Additionally, the prevalence of nonexudative macular neovascularization (neMNV) must be considered. Although a “double-layer sign” (DLS) on OCT is often used as a surrogate for neMNV, recent multicenter studies show that only 40% of eyes with DLS actually harbor neMNV on OCT angiography (PMID: 41954906). This underscores the need for high-fidelity multimodal imaging to ensure that trial cohorts are truly homogeneous.
Conclusion
Improving efficiency in GA clinical trials is no longer just a statistical goal but a clinical necessity. By adopting run-in phases and exploring single-arm designs, researchers can exploit the intra-eye stability of GA enlargement to reduce sample sizes by over 80%. When coupled with sensitive functional measures like microperimetry and AI-driven predictive modeling, these methodological advances offer a pathway toward faster, more cost-effective, and ultimately more successful drug development for this devastating disease. Future research should focus on validating these in silico findings in real-world prospective trials and harmonizing regulatory requirements with these emerging high-efficiency designs.
References
- Hou J, von der Emde L, Mukherjee S, et al. Improving Efficiency in Geographic Atrophy Clinical Trials Using Run-In Phases or Single-Arm Designs. JAMA Ophthalmol. 2026;e261380. PMID: 42133353.

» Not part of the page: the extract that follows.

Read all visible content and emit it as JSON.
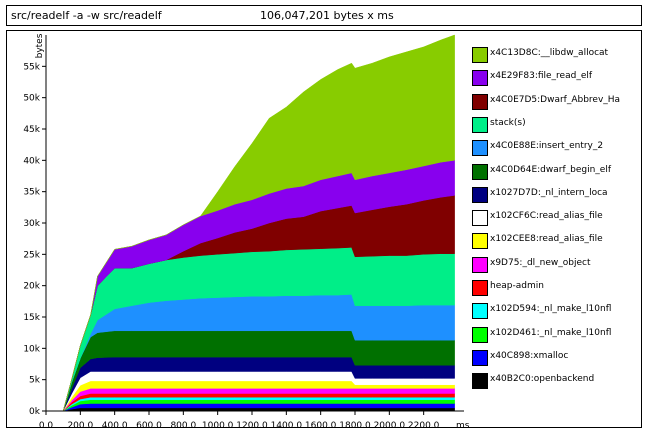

- Assi L, et al. Unsuccessful Clinical Trials in Retina: Lessons Learned. Am J Ophthalmol. 2026;S0002-9394(26)00229-1. PMID: 42082070.
- Acta Ophthalmol. Power and clinical utility of mesopic microperimetry analysis strategies in age-related macular degeneration. 2026;104(3):e292-e299. PMID: 40977307.
- Prog Retin Eye Res. Are Müller glial cells gatekeepers of neuroprotection and regeneration in age-related macular degeneration? 2026;112:101471. PMID: 41985834.
- Ophthalmol Sci. Perilesional Fundus Autofluorescence Patterns Are Not Static: Longitudinal Transitions in Geographic Atrophy and Association with Disease Progression. 2025;6(2):100995. PMID: 41439216.